Finance and accounting hounds would have loved this meeting
If you're a nerd for numbers, then you belonged at the Lebanon County Courthouse on Wednesday afternoon.
There, the county commissioners listened to seven men dissect just about every number they could to put the county’s crumbling pension plan back on solid footing, thanks to an upcoming windfall.
It was accountants, consultants, advisers and just general money men laying it all out on the table, explaining where the county needs to go to fix the pension fund.
In fact, it’s easier just to call the group “The Money Men” from here on in. In the group:
• Jay Wenger, from Susquehanna Group Advisors Inc. in Harrisburg, who has been advising the county on certain aspects of the sale of Cedar Haven Nursing Home.
• Brian Bradley, of RBC Capital Markets, who currently is not under contract with the county but is a specialist in municipal bond buying.
• Mark Zettlemoyer of Lancaster-based accounting firm Reinsel Kuntz Lesher LLC.
• Hank Stiehl of the Hay Group Inc., who works on the county’s pension plan.
The windfall is from the $25.5 million sale of Cedar Haven Nursing Home, which has been under county control and operation since its opening. But with rising health care and operating costs, the county sold the nursing home in June to Complete HealthCare Resources-Eastern Inc. of Dresher.
The deal is expected to close Sept. 30. When it does, the county has a stack of bills that could have many future destinations, and the commissioners want to make sure they’re being used correctly. Hence, The Money Men.
The county has made it clear that a heavy portion of the $25.5 million will fix the county’s ailing pension fund. The fund sits at about $112 million right now and is only about 72 percent funded.
Healthy pension funds are at about 80 percent or more, according to The Money Men. The county has said that’s where it wants to be.
To get there, it needs to make the annual payment of about $4.6 million that was missed this year, and then make up for more than 10 years of annual under or ignored funding.
That will take an additional payment of about $13 million, The Money Men said. That’s $17.6 million total, or just over 68 percent of the entire sale price.
That will get the county to its stated goal of between 80 to 85 percent funded.
The goal of this is to fix the pension issue and increase Lebanon County’s municipal bond rating.
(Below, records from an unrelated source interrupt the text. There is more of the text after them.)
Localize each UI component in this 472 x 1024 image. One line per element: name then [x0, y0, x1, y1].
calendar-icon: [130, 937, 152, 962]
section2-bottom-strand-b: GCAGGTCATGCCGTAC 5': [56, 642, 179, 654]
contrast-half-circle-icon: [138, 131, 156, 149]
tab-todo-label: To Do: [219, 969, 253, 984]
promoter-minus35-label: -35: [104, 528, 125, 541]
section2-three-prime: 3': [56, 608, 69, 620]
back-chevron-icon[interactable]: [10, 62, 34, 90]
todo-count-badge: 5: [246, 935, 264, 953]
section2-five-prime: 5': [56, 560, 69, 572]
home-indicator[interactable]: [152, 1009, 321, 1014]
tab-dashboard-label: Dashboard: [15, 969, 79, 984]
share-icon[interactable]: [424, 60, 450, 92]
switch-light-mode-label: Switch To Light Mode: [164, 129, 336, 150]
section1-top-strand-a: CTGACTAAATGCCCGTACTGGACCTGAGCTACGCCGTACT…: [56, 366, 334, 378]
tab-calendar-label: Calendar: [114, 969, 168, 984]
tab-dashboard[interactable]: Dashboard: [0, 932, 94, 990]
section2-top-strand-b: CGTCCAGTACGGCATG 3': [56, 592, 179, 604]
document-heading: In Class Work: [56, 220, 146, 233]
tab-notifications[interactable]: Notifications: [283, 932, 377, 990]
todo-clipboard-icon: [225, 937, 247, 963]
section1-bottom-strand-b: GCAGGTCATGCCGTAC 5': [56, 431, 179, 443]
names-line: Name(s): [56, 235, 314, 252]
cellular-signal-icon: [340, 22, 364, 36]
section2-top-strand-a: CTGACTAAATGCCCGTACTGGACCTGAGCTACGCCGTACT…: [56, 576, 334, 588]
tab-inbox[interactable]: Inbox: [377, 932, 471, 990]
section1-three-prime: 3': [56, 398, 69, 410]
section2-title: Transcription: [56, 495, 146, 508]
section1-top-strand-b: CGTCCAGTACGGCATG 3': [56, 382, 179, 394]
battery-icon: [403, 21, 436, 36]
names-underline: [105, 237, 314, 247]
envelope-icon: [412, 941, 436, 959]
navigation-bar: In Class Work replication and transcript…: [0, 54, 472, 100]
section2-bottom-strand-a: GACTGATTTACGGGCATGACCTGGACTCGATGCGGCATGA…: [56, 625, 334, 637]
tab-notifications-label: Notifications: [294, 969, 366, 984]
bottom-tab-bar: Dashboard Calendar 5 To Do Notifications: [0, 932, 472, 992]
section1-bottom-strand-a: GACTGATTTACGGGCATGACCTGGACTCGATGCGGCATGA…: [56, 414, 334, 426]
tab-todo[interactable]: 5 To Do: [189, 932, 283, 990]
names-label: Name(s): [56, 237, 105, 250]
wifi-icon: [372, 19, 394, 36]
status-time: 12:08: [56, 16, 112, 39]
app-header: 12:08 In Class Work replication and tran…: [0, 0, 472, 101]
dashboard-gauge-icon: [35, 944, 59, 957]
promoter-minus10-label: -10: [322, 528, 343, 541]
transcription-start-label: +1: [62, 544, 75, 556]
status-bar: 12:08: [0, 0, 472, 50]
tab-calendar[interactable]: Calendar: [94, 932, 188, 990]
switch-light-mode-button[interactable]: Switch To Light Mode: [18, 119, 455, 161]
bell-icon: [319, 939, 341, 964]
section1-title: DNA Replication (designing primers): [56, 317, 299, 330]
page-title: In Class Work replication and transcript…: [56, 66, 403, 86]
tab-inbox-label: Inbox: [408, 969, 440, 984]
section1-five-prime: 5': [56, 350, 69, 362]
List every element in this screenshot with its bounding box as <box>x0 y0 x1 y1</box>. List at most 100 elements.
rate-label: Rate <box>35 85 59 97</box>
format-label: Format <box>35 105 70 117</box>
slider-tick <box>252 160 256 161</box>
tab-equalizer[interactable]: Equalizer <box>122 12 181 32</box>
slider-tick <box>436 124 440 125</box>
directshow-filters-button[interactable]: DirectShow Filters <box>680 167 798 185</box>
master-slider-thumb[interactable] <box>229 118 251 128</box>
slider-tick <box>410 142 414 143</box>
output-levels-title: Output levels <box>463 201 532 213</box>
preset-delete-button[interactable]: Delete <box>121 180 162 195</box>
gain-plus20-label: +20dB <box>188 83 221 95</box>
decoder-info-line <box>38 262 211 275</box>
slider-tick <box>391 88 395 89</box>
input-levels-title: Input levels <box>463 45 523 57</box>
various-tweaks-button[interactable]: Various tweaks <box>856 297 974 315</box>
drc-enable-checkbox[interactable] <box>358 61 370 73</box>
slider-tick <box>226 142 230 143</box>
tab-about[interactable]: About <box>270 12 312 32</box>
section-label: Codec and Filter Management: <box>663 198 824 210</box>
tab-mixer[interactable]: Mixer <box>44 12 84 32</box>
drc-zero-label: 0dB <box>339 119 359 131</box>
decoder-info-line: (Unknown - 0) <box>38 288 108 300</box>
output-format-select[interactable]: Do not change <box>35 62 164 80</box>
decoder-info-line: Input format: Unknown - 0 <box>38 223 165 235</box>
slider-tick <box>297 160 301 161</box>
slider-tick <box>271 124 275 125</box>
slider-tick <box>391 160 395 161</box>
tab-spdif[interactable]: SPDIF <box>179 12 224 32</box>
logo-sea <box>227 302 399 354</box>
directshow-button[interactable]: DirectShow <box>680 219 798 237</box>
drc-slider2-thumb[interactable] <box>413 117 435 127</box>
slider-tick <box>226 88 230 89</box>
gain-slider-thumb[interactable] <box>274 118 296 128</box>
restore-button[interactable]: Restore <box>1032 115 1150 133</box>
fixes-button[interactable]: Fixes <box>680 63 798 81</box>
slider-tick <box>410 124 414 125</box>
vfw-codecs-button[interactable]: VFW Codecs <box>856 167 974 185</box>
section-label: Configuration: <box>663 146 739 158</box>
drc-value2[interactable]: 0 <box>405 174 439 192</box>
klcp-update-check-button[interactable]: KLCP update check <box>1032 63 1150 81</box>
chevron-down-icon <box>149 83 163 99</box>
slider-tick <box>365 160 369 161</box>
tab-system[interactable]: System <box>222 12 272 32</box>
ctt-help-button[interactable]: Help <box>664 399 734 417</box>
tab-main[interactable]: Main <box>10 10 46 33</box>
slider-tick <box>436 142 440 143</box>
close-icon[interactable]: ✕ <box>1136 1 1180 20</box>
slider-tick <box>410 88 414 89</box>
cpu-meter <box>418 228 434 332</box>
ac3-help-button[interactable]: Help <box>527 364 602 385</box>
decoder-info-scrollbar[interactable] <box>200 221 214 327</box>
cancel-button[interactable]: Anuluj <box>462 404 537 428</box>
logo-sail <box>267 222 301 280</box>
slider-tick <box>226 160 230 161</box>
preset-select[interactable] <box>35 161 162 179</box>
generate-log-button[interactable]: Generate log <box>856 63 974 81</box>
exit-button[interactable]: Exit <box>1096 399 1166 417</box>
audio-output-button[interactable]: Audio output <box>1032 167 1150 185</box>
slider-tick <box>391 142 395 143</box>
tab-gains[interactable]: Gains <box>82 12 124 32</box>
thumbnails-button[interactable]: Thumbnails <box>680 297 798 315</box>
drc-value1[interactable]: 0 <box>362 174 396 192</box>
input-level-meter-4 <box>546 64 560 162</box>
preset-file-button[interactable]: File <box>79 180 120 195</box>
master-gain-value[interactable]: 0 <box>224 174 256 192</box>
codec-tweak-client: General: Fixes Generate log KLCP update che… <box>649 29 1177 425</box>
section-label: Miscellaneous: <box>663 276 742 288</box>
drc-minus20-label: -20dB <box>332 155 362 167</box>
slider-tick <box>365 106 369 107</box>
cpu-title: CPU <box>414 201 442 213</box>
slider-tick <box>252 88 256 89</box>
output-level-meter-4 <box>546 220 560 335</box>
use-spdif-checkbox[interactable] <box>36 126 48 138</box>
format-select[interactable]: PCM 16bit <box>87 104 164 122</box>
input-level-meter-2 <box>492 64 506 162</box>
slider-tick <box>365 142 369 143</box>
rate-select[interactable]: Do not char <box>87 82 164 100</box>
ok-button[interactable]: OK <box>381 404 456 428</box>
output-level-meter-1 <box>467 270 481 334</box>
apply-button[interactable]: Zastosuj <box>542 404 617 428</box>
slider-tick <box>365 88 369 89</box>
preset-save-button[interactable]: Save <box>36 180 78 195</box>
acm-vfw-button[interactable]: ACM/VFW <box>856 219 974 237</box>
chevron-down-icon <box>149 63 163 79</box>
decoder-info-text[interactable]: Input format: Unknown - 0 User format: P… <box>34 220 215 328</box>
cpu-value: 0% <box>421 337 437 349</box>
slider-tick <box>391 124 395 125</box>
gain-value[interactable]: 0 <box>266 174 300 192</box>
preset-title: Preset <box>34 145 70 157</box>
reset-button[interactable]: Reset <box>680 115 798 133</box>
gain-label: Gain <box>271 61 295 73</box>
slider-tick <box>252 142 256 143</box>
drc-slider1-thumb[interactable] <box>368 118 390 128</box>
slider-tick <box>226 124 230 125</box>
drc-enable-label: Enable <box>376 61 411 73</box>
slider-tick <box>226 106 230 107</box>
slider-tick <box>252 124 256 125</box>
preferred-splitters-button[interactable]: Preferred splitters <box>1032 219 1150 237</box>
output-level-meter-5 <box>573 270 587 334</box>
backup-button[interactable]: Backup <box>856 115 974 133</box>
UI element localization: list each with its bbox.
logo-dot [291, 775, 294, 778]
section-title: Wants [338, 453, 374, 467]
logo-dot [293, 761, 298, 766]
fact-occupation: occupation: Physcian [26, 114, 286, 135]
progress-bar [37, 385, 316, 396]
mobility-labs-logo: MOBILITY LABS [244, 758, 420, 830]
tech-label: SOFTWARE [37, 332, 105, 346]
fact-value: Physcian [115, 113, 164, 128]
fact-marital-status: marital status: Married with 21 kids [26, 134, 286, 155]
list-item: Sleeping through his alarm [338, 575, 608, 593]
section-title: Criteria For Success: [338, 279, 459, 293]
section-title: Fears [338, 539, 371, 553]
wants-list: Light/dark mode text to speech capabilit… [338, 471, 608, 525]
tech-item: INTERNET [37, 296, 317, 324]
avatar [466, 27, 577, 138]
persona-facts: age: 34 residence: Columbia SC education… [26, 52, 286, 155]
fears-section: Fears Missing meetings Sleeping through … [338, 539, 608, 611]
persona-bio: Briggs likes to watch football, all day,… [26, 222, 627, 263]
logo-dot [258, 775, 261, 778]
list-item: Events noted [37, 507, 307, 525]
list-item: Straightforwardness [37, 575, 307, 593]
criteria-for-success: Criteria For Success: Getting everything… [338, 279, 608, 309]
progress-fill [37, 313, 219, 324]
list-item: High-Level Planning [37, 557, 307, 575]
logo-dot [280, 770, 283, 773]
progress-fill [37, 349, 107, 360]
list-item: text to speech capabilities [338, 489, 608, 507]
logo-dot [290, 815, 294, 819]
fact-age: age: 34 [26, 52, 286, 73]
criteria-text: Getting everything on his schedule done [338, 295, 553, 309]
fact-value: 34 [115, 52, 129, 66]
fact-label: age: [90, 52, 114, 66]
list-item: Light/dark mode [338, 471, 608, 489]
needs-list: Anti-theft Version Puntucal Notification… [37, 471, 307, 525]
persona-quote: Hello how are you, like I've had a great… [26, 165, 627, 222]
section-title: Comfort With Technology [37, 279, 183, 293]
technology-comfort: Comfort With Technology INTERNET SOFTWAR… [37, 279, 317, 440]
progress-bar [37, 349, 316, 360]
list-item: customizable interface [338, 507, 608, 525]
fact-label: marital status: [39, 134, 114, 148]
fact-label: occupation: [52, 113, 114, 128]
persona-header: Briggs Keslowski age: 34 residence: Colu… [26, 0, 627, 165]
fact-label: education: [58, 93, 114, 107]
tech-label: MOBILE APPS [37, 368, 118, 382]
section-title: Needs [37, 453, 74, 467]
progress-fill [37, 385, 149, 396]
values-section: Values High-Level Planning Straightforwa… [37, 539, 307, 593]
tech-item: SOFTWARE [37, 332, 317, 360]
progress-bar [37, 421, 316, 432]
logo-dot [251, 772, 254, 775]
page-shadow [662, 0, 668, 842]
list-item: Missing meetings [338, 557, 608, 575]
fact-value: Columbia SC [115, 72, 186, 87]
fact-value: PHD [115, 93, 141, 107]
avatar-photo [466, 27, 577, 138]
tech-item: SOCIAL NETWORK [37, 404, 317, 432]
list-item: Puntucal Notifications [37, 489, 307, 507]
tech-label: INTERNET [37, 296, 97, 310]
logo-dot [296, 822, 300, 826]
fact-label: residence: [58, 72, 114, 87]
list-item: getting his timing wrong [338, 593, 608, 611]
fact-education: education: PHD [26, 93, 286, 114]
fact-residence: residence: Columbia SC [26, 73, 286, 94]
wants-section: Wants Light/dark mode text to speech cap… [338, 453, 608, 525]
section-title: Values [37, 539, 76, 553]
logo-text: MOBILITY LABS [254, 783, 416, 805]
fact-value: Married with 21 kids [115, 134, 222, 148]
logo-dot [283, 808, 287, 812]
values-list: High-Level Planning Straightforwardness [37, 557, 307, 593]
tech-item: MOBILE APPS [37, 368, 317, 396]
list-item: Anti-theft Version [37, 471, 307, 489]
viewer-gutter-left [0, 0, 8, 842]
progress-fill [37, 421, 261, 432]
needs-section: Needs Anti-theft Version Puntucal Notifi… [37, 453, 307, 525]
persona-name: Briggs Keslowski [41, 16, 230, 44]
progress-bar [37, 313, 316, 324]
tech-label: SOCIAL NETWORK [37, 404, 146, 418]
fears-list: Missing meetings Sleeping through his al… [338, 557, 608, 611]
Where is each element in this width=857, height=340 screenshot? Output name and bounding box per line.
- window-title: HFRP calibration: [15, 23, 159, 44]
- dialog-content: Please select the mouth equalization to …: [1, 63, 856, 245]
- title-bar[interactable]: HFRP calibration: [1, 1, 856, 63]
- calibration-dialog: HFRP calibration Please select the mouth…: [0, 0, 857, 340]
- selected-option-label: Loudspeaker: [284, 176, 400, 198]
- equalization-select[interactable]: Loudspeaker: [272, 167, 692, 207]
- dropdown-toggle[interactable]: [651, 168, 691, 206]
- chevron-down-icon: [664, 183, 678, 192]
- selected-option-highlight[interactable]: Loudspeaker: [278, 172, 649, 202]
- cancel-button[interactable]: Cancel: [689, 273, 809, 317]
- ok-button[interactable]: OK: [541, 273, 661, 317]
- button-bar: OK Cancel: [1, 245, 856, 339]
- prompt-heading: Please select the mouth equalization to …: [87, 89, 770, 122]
In March, Standard & Poor’s Rating Services downgraded the county’s long-term rating and the underlying rating three notches, from an A-minus to a triple B-minus.
Each downgrade results in higher interest rates should the county need to float a new bond and higher rates for bond insurance. Over the term of the bonds, the increases could cost millions of dollars. In the downgrade report, the rating agency specifically cited the underfunded pension fund and the stranglehold the costly Cedar Haven operation held on the county.
By selling Cedar Haven, the county eliminated the current and future costs the facility carried with it and can fix the pension issues with this one-time infusion of cash.
Chief Clerk/County Administrator Jamie Wolgemuth had said he would be on the phone with Standard & Poor’s the day the deal closed to get consideration for a better rating, but The Monday Men advised against it. Wenger said while the sale alleviates a number of pertinent issues, the county still would be missing one thing — a plan. The Money Men said wait until the end of the year to contact Standard & Poor’s so the county can show an approved budget.
“They’re going to want to see that this isn’t going to happen again,” Wenger said. “You need to show them a map with some degree of certainty.”
An upgrade of the rating isn’t a slam-dunk just because many of the problems have been taken care of, Bradley said.
“What I’ve found is that ratings agencies are quick to downgrade but not quick to reinstate,” he said. “You want to show them as much as you can.”
The Money Men have spoken, and the Lebanon County Board of Commissioners has listened. Now to digest it and to make a responsible plan for one of the biggest decisions this group of commissioners will make in their time in office.